Arte: El espejismo de la Bienal de Venecia

MÉXICO, D.F. (Proceso).- Con más beneficios para la ciudad de Venecia que para los artistas y ciudadanos mexicanos, nuestro país participa, por cuarta vez, en la sección de pabellones nacionales de la Bienal de Arte de Venecia.

Sin evaluaciones profesionales que justifiquen el apoyo económico que dimos a Rafael Lozano-Hemmer (México 1967) en 2007, a Teresa Margolles (México, 1963) en 2009 y a Melanie Smith (Inglaterra, 1965) en 2011, la actual directora del Instituto Nacional de Bellas Artes (INBA), María Cristina García Cepeda, aprobó la participación de Ariel Guzik Glantz (México, 1960) como representante de México en el evento global. Con un presupuesto inicial de 12 millones de pesos, Guzik estará presente del miércoles 29 de mayo al 24 de noviembre.

Seleccionado a través de un concurso por invitación en el cual se convocó a los comisarios Guillermo Santamarina, Paola Santoscoy, Osvaldo Sánchez, Tatiana Cuevas, Magali Arriola y Tania Ragasol, Ariel Guzik fue el artista propuesto por la curadora Itala Schmelz. Conocido por sus intervenciones sonoras que materializan atmósferas o circunstancias vinculadas con fenómenos naturales, Ariel Guzik emplazará en la fachada de la antigua iglesia de San Lorenzo una máquina que traduce en sonidos los campos magnéticos del interior del recinto.

Al margen del contenido de la propuesta, que puede percibirse como un procedimiento de transmutación sonora, la selección de Guzik –al igual que la de Smith– exige una aclaración sobre los criterios que sustentan una participación nacional. ¿Cuáles son las características que convierten a un creador en representante nacional: trayectoria, nacionalidad, resonancia artística, propuesta creativa?

Otro cuestionamiento que aún no se ha respondido es la pertinencia de participar en la Bienal de Venecia. ¿Cuáles son las metas, objetivos e intenciones políticas y culturales de García Cepeda? Actualmente, una bienal no es solamente un evento artístico, sino también un foro de exposición y posicionamiento político para los países participantes. Desde esta perspectiva, ¿cómo interpreta Cepeda la indiferencia del público ante el pabellón mexicano? Con una asistencia de sólo 19 mil visitantes en la participación de Margolles y 18 mil en la de Smith, la presencia de nuestro país atrajo únicamente a 5% de los 375 mil 702 visitantes que tuvo la Bienal en 2009 y a 4.3% de los 440 mil de 2011. Con estos resultados, ¿se justifica la erogación de 12 millones iniciales para la producción y honorarios de Guzik y Schmelz?

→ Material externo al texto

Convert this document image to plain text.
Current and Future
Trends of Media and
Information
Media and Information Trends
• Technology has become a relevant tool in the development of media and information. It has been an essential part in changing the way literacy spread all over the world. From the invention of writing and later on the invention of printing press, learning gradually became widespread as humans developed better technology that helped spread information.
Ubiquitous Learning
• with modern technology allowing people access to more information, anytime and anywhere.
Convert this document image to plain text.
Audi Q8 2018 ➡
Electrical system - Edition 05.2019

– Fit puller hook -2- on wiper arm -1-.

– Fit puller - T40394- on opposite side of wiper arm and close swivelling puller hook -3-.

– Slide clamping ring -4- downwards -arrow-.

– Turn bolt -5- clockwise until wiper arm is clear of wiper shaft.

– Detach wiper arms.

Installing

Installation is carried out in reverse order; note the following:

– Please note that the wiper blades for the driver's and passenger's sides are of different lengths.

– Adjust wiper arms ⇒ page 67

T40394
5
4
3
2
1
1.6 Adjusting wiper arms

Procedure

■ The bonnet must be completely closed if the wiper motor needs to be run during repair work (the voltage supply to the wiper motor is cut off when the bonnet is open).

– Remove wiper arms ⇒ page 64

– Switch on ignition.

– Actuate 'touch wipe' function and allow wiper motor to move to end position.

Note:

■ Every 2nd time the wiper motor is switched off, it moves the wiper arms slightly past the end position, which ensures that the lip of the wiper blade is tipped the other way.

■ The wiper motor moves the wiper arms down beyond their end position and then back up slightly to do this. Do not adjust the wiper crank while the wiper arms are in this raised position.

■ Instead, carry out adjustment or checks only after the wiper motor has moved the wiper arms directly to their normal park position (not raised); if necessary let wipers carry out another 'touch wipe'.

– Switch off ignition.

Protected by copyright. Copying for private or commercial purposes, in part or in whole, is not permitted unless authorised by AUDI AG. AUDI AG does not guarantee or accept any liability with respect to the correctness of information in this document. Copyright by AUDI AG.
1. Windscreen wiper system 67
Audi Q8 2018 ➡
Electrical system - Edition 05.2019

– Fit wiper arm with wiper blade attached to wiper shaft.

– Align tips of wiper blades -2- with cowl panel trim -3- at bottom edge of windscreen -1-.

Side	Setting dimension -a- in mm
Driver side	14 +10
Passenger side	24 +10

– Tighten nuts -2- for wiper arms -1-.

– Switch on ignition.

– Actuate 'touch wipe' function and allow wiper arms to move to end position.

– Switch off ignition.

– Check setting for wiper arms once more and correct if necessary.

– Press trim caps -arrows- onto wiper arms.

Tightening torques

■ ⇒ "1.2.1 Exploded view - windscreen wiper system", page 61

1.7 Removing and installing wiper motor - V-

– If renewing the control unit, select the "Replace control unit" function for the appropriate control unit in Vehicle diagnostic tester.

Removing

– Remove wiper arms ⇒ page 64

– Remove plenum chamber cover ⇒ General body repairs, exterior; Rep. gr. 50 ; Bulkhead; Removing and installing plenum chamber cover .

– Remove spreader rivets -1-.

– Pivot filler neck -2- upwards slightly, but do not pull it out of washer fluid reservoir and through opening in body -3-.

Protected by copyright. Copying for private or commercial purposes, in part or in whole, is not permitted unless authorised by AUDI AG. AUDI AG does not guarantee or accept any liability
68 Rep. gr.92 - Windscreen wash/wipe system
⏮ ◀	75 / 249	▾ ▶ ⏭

Convertida en un eficaz negocio turístico-cultural, con 88 pabellones nacionales, la Bienal de Venecia se beneficia de los funcionarios que, como García Cepeda, tienen el espejismo de que la Bienal es un foro para promover países en el ámbito internacional. Después de tres pabellones, el número de artistas mexicanos invitados a participar en la exposición principal sigue siendo muy reducido y acotado a creadores que tienen una presencia internacional: este año, sólo un mexicano, Damián Ortega, participa en la muestra principal que, con el título de El Palacio Enciclopédico, curó Massimiliano Gioni. Ante esta perspectiva, sólo queda exigirle a Cepeda una enumeración explícita de objetivos, metas e indicadores de evaluación sobre la participación nacional.